Wilson, a sort of Merle Haggard of comedy, rants about the everyday frustrations of the working man. Like trying to reason with a teller at the bank. Or finding a place to smoke a simple cigarette. Or trying to find a mechanic at a gas station. For that matter, trying to get the lady locked tight in that gas station store to let you inside after midnight. "I get mad," the Georgia native says. "And it goes into my act."

He's been a comedian since he graduated from college, where he majored in English. "It takes an expert in the English language to butcher it the way I do," Wilson says. Though both his parents were schoolteachers, Wilson knew at age three that he wanted to go into show business. In elementary school, he became a junior Rich Little, doing dead-on impressions of the teachers at his school. "My mother used to drag me over to her second grade class to do shows for them.
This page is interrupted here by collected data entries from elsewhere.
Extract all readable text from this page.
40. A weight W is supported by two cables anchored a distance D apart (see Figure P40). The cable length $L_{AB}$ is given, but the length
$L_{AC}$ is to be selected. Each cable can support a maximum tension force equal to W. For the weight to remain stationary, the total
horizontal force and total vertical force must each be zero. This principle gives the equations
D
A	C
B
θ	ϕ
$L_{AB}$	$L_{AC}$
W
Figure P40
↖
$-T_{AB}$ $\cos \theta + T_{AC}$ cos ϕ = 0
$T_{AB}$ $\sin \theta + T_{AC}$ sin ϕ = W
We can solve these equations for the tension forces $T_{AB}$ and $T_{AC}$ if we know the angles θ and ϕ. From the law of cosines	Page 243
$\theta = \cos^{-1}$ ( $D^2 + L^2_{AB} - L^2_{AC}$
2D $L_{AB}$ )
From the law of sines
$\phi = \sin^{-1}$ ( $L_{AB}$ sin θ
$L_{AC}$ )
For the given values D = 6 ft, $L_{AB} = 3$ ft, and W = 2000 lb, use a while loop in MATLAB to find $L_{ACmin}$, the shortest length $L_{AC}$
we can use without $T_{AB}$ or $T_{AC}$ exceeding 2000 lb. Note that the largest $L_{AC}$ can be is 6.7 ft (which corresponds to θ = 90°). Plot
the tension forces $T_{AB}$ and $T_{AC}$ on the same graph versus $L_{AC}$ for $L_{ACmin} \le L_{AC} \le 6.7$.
In high school I emceed talent shows, and I was the only student to be invited to the faculty Christmas party - three years in a row!" he remembers.

"Mama made us listen to Pink Floyd and Floyd Cramer Daddy couldn't take it, he had to go You can't play Hendrix on the banjo" "Acid Country"
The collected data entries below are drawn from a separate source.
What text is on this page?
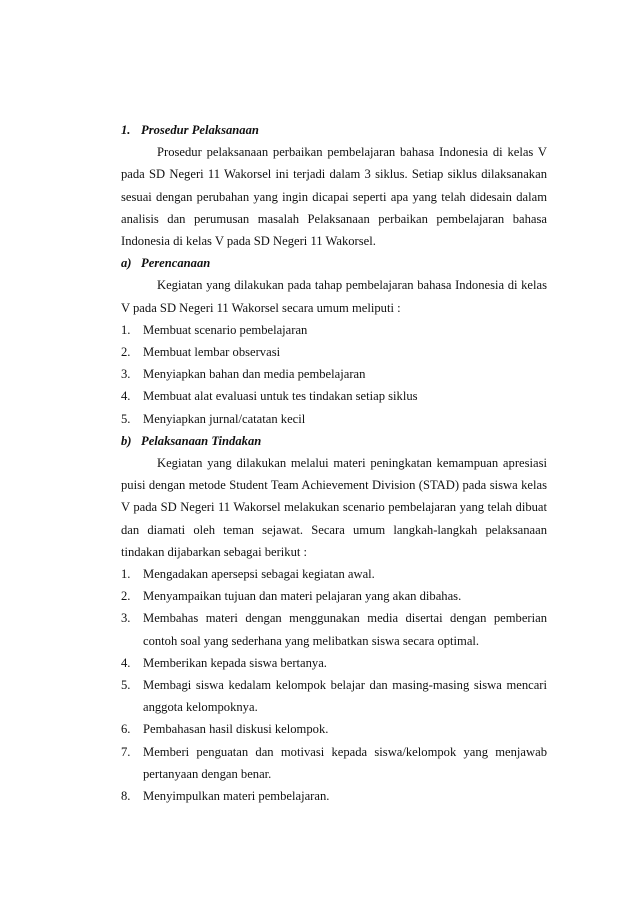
1. Prosedur Pelaksanaan
Prosedur pelaksanaan perbaikan pembelajaran bahasa Indonesia di kelas V pada SD Negeri 11 Wakorsel ini terjadi dalam 3 siklus. Setiap siklus dilaksanakan sesuai dengan perubahan yang ingin dicapai seperti apa yang telah didesain dalam analisis dan perumusan masalah Pelaksanaan perbaikan pembelajaran bahasa Indonesia di kelas V pada SD Negeri 11 Wakorsel.
a) Perencanaan
Kegiatan yang dilakukan pada tahap pembelajaran bahasa Indonesia di kelas V pada SD Negeri 11 Wakorsel secara umum meliputi :
1. Membuat scenario pembelajaran
2. Membuat lembar observasi
3. Menyiapkan bahan dan media pembelajaran
4. Membuat alat evaluasi untuk tes tindakan setiap siklus
5. Menyiapkan jurnal/catatan kecil
b) Pelaksanaan Tindakan
Kegiatan yang dilakukan melalui materi peningkatan kemampuan apresiasi puisi dengan metode Student Team Achievement Division (STAD) pada siswa kelas V pada SD Negeri 11 Wakorsel melakukan scenario pembelajaran yang telah dibuat dan diamati oleh teman sejawat. Secara umum langkah-langkah pelaksanaan tindakan dijabarkan sebagai berikut :
1. Mengadakan apersepsi sebagai kegiatan awal.
2. Menyampaikan tujuan dan materi pelajaran yang akan dibahas.
3. Membahas materi dengan menggunakan media disertai dengan pemberian contoh soal yang sederhana yang melibatkan siswa secara optimal.
4. Memberikan kepada siswa bertanya.
5. Membagi siswa kedalam kelompok belajar dan masing-masing siswa mencari anggota kelompoknya.
6. Pembahasan hasil diskusi kelompok.
7. Memberi penguatan dan motivasi kepada siswa/kelompok yang menjawab pertanyaan dengan benar.
8. Menyimpulkan materi pembelajaran.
Wilson began playing the guitar as a teenager, setting his sights on a music career. He wrote "syrupy girl songs that nobody wanted to hear." He made demo tapes, and after getting a job as a sportswriter at the local paper, convinced his boss to let him review concerts. "'Cause I figure that's a good way to get in free," he confesses. At an Atlanta Rhythm Section show, Wilson slipped one of his tapes to Roy Yaeger, the band's drummer, who was just beginning to branch out into producing. He brought Wilson up to Atlanta to demo some of the songs, but it didn't go anywhere. Wilson kept at the songwriting, though, and still had dreams of a music career when he graduated from college. Then he drove by a comedy club. "I thought, 'I don't know what that is, but I can do comedy," Wilson says. He showed up for open mike night and found his calling.
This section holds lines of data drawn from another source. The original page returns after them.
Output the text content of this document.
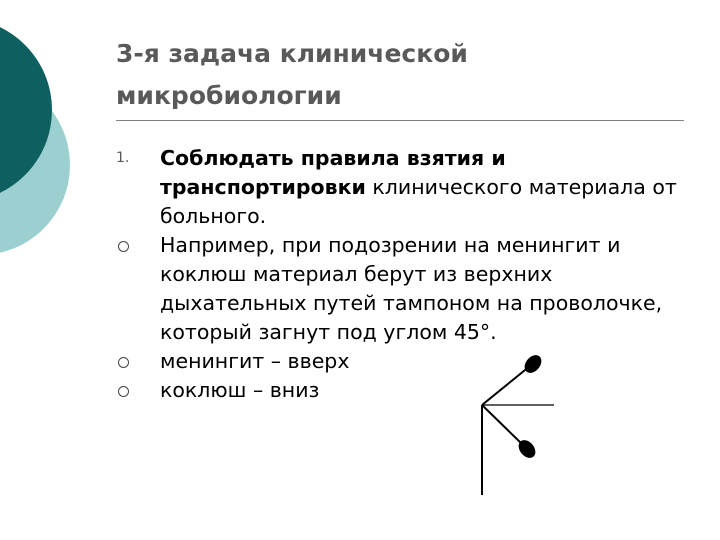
3-я задача клинической
микробиологии

1.	Соблюдать правила взятия и транспортировки клинического материала от больного.

Например, при подозрении на менингит и коклюш материал берут из верхних дыхательных путей тампоном на проволочке, который загнут под углом 45°.

менингит – вверх

коклюш – вниз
"Everybody's down on assault weapons. Let's be honest. When two bullets hit you, it don't really matter if 48 more come after it. You're mind is kinda on them first two."

Immediately he hit the road, playing every comedy club in the Atlanta area. Soon, he won a Cinemax comedy competition, and began to appear on such television comedy shows as Evening at the Improv, Caroline's and Comedy on the Road. He got a spot on The Tonight Show with Jay Leno. He lived and worked in New York for a while, then came back to Georgia, where he felt the audience understood his humor better than the New York audience did. He got married. Had children. He was a full-time, no-day-job, comedian.

"That Twister tornado got on my nerves. How come that tornado could tear a 40-penny nail off a two-by-twelve but couldn't get a bra and tank top off Helen Hunt?"

In 1990, Wilson hooked up with the singing comedy team Pinkard & Bowden. Finally his love of music and his natural ability for comedy came together, when they wrote "Arab, Alabama." More songs followed, until he had so many that he decided to include some in his stand-up act. Eventually he cut four albums on Bill Lowery's independent Southern Tracks label. He co-wrote "The Redneck Twelve Days of Christmas" with Jeff Foxworthy, who had a hit with the song. He got a fair amount of radio play himself with the song, "Garth Brooks Ruined My Life," which charted at #70, had fingernail marks to #75 and dropped out.

"Bill Clinton: I knew he wasn't the one. Anyone who drives an El Camino in college… If you can't decide between a Malibu and a pickup truck I don't want you running the free world."

Today, Wilson makes regular guest appearances on the Bob and Tom and John Boy and Billy syndicated morning radio shows that lean toward the rowdy and politically incorrect. "Most comedians come from the left wing view. They worry about what Hollywood will think," says Wilson. "My stuff comes from the guy in the flannel shirt, out there working."

The guys who know that It's A Sorry World.